# Would this be fair Prices for Kempton Reptile Expo 2013?



## snakelover13 (May 5, 2012)

1.Mixed (No adults) £2.50
2.Mixed (With adults) £5.00
3.Starter colony £10.00-£20.00
4.Pair of adults (Female could be pregnant) £2.00
5.Refill pack £7.50-£15.00

Starter colony- contains 4 pairs of adults and 15 nymphs around 50 babies-£20
Starter colony- contains 2 pairs of adults and 10 nymphs around 30 babies-£10

Refill pack- 2 paris of adults 10 nymphs around 20 babies-£7.50
Refill pack- 3 pairs of adults 15 nymphs around 30 baies-£15.00

Mixed (No adults)-around 8 nymphs around 15 or so baies-£2.50
Mixed (with adults)- 1 pair of adults around 8 nymphs around 15 babies or so-£5.00

I am planning ahead abit, also i was thinking 100 boxes would that do? 
also anyone that sells live food if you have any spare live food tubs that I could buy for bulk please say I will buy! 
Thanks guys:welcome:


----------



## snakelover13 (May 5, 2012)

Bump First ever Thread:Na_Na_Na_Na:


----------



## Paul112 (Apr 6, 2007)

Are you talking about Blaptica dubia? If so, your prices are quite steep. I've not been to Kempton, so I don't know how much supply/demand there'll be there, but most private sellers are able to offer adult dubias for 20-50p per female, and 15-30p per male from my experience.
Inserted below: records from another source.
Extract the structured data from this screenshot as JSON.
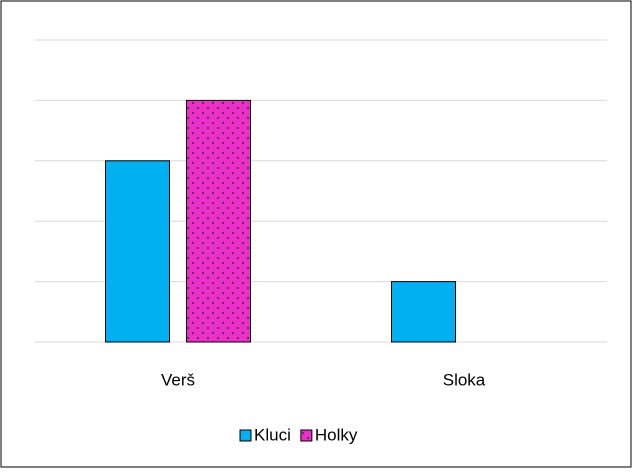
{
  "chart_data": {
    "type": "bar",
    "categories": [
      "Verš",
      "Sloka"
    ],
    "series": [
      {
        "name": "Kluci",
        "color": "#00b0f0",
        "values": [
          3,
          1
        ]
      },
      {
        "name": "Holky",
        "color": "#ec2fc9",
        "pattern": "dots",
        "values": [
          4,
          0
        ]
      }
    ],
    "ylim": [
      0,
      5
    ],
    "yticks": [
      0,
      1,
      2,
      3,
      4,
      5
    ],
    "grid": true,
    "legend": "bottom"
  }
}
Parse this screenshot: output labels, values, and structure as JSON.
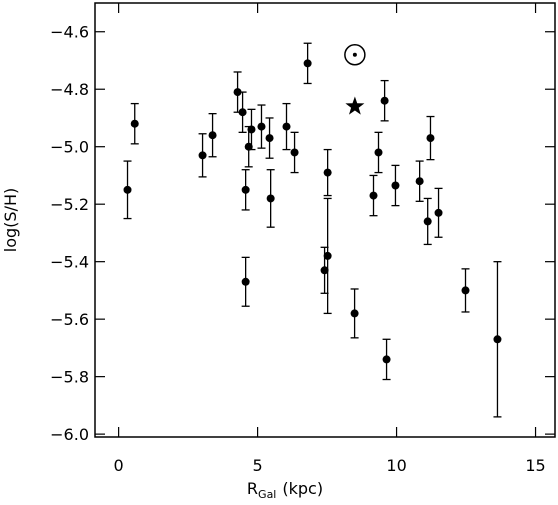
{
  "chart_data": {
    "type": "scatter",
    "xlabel": "R",
    "xlabel_sub": "Gal",
    "xlabel_unit": "(kpc)",
    "ylabel": "log(S/H)",
    "x": [
      0.32,
      0.58,
      3.02,
      3.38,
      4.28,
      4.46,
      4.57,
      4.57,
      4.68,
      4.78,
      5.14,
      5.43,
      5.47,
      6.04,
      6.33,
      6.8,
      7.41,
      7.52,
      7.52,
      8.49,
      9.17,
      9.35,
      9.57,
      9.64,
      9.96,
      10.83,
      11.12,
      11.22,
      11.51,
      12.48,
      13.63
    ],
    "values": [
      -5.15,
      -4.92,
      -5.03,
      -4.96,
      -4.81,
      -4.88,
      -5.15,
      -5.47,
      -5.0,
      -4.94,
      -4.93,
      -4.97,
      -5.18,
      -4.93,
      -5.02,
      -4.71,
      -5.43,
      -5.38,
      -5.09,
      -5.58,
      -5.17,
      -5.02,
      -4.84,
      -5.74,
      -5.135,
      -5.12,
      -5.26,
      -4.97,
      -5.23,
      -5.5,
      -5.67
    ],
    "errors": [
      0.1,
      0.07,
      0.075,
      0.075,
      0.07,
      0.07,
      0.07,
      0.085,
      0.07,
      0.07,
      0.075,
      0.07,
      0.1,
      0.08,
      0.07,
      0.07,
      0.08,
      0.2,
      0.08,
      0.085,
      0.07,
      0.07,
      0.07,
      0.07,
      0.07,
      0.07,
      0.08,
      0.075,
      0.085,
      0.075,
      0.27
    ],
    "color": "#000000",
    "markers": [
      {
        "symbol": "sun",
        "x": 8.5,
        "y": -4.68
      },
      {
        "symbol": "star",
        "x": 8.5,
        "y": -4.86
      }
    ],
    "xlim": [
      -0.85,
      15.7
    ],
    "ylim": [
      -6.01,
      -4.5
    ],
    "xticks": [
      0,
      5,
      10,
      15
    ],
    "yticks": [
      {
        "value": -4.6,
        "label": "−4.6"
      },
      {
        "value": -4.8,
        "label": "−4.8"
      },
      {
        "value": -5.0,
        "label": "−5.0"
      },
      {
        "value": -5.2,
        "label": "−5.2"
      },
      {
        "value": -5.4,
        "label": "−5.4"
      },
      {
        "value": -5.6,
        "label": "−5.6"
      },
      {
        "value": -5.8,
        "label": "−5.8"
      },
      {
        "value": -6.0,
        "label": "−6.0"
      }
    ]
  }
}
Several years ago, I used to be able to sell 10 adult dubia for £10. I'd be lucky to sell 50 for that price now.

Best,
Paul


----------



## snakelover13 (May 5, 2012)

I am indeed talking about Blaptica Dubia, Last time I went which was last years one i found only on person selling Dubias so i thought the supply/demmand would be ok but i guess I am gonna have to lower them 
- Thanks Max


----------



## addictedtoreptiles (Jun 28, 2012)

when i went to kempton last year there was one guy selling dubias not to sure on how much he was selling them for though and he seemed to have a lot of attention around his table


----------



## reptile-man (Nov 29, 2011)

Anyone know the dates for kempton ?


----------



## snakelover13 (May 5, 2012)

I dont know the dates but somtime in august I think not sure there will be a thread on it soon I think


----------